I have been impressed by some of the conversations I have shared with this client. Everyone reacts differently to a diagnosis like this, but I have felt that this client is a great model for coping. He talked to lawyers and he talked to his partner. He decided what to do with his property and money, and he ensured the well-being of his partner’s financial future. Then he planned his funeral and wrote his own obituary. He contacted the venue where he wanted his service, including the caterer who would provide the meal after the service. It was all quite moving.

Maximilianovich/Pixabay

Source: Maximilianovich/Pixabay

After he asked me about what I felt, I realized that the experience is not only about him dying, it is also my loss. I remembered that since he had shared his prognosis with me, I was saddened and in tears on several occasions, but I had been careful to keep it from him… and now what he needed and craved from me was an honest answer , and which I gave him. I talked about the joys and frustrations of working with him for many years, and what we’ve done together, and what my own challenges have been working with him. And then I spoke about the truth and the pain and the loss that I myself will also experience.

And it is not insignificant. This is someone I’ve worked with for a long time — he’s been a regular part of my life for years.

I shared with him that I will be available and solid. No matter what he wants, I’m there for him. But at the same time this is very painful for me. What we’ve agreed to do is to have many of these conversations as long as he’s here, to continue to explore what kind of life and what kind of death he needs, and to go into a deeper place of hypnosis or guided meditation to deal with the truth of life, to deal with the physical pain and to alleviate some of his symptoms, to make sense of everything that comes up and to allow this to be a process where the end of his life is something that is beautiful rather than just painful. And we agreed that I would also continue to share my feelings with him.

I have always known this, but he has reminded me that it is such a privilege for doctors to be a part of a client’s final management and with their last conversations with loved ones. it is a privilege to help clients review their lives and tie up loose ends.

Takeaways

There are many clear starting points from this situation. Of course, my own goal is to continue to have open and honest conversations with my client about his illness, death and the impact it has on others – including myself. I will continue with my treatment plan, which includes using hypnosis and guided meditation to help him deal with the physical and emotional aspects of his illness and impending death, and do what I can to help him ensure that his end of life becomes a beautiful process and not just a painful one.

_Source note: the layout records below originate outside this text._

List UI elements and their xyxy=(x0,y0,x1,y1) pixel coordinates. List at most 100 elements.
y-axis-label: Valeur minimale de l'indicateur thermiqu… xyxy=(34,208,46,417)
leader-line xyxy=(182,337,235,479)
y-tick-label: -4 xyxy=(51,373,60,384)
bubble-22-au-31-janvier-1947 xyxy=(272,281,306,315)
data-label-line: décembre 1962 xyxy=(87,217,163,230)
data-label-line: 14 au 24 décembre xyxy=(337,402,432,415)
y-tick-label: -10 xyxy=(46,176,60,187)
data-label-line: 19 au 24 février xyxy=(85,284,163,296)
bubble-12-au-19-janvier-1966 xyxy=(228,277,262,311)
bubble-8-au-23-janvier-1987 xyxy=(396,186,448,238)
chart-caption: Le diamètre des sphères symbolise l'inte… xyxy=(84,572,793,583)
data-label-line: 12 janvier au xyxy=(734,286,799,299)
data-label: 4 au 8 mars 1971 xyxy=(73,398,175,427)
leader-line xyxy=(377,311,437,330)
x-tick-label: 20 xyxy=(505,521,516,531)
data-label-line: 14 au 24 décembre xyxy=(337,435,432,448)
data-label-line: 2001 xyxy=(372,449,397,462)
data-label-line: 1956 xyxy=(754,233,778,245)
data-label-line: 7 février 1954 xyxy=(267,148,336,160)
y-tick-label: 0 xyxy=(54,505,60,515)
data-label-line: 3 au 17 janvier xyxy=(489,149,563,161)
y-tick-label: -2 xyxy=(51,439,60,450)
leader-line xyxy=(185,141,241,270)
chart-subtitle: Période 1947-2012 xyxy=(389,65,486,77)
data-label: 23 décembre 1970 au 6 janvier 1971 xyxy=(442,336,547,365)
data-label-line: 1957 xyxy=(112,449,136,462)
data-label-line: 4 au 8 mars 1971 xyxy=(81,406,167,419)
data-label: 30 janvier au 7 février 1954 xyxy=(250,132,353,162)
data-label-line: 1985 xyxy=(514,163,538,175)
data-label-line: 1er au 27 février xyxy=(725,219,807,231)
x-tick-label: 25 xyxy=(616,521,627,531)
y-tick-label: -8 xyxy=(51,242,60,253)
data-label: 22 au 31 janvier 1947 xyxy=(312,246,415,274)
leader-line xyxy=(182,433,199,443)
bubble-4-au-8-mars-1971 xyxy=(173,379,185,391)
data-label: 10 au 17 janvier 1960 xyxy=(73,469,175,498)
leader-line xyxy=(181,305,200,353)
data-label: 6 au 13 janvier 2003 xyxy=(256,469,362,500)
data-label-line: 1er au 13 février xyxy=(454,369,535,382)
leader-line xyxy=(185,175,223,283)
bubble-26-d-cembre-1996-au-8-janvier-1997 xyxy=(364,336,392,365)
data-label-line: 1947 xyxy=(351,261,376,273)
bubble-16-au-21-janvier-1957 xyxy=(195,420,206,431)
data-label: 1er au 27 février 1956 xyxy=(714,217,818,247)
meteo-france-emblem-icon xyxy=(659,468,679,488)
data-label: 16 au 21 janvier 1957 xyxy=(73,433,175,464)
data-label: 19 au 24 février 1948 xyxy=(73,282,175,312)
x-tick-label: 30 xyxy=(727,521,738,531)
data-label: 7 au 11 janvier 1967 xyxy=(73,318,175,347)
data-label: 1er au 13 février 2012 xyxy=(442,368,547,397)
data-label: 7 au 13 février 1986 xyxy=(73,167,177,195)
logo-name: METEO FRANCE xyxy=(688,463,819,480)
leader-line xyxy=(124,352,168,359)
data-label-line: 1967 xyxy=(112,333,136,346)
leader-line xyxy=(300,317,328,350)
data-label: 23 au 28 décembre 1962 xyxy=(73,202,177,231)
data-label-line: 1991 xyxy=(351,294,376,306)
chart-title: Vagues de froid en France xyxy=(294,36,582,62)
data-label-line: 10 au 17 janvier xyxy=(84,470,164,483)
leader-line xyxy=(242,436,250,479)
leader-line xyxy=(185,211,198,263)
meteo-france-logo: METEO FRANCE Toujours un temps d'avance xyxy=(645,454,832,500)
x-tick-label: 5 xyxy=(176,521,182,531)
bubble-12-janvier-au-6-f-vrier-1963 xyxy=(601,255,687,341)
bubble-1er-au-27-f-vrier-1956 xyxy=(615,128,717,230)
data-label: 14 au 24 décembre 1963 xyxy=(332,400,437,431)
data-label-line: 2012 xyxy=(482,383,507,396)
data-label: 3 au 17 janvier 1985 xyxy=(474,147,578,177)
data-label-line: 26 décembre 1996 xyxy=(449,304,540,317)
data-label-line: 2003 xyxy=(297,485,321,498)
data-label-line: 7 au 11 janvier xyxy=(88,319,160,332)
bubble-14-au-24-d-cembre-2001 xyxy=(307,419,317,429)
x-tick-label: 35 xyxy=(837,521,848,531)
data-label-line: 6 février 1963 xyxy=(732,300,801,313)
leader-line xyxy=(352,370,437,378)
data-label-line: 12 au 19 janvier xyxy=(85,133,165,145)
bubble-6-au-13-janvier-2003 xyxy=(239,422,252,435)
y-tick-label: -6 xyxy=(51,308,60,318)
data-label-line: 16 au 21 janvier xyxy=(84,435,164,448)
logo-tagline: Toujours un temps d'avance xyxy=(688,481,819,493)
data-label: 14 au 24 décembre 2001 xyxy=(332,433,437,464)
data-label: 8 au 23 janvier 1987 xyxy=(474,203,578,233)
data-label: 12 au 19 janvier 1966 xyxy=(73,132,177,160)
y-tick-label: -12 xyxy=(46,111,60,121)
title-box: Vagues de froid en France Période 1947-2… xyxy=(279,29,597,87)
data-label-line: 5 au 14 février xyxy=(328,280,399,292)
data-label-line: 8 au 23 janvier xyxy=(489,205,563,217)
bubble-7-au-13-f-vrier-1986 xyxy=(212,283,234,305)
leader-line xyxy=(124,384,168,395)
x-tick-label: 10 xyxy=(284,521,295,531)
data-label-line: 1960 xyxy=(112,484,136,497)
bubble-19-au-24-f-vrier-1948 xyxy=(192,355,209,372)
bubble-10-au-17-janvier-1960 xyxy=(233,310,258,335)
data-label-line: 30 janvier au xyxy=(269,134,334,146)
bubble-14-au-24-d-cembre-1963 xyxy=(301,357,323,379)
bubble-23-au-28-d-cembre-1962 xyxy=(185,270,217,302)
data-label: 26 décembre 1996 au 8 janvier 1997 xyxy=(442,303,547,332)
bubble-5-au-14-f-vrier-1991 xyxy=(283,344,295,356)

But beyond that, I want other doctors to ask themselves the hard questions that I have asked myself. Is it okay for us to be human with our customers? How real and honest we want to be when we see them navigate fear and pain? Are we instilling hope, or are we just here to witness tragedy?

We’ve been taught to be formal and a little removed, and this experience has made me rework some of that. When a client is getting ready to die, I’m not sure that’s really the best and correct posture. Instead, when a client is grappling with death, we must be ready to be a part of that journey with them.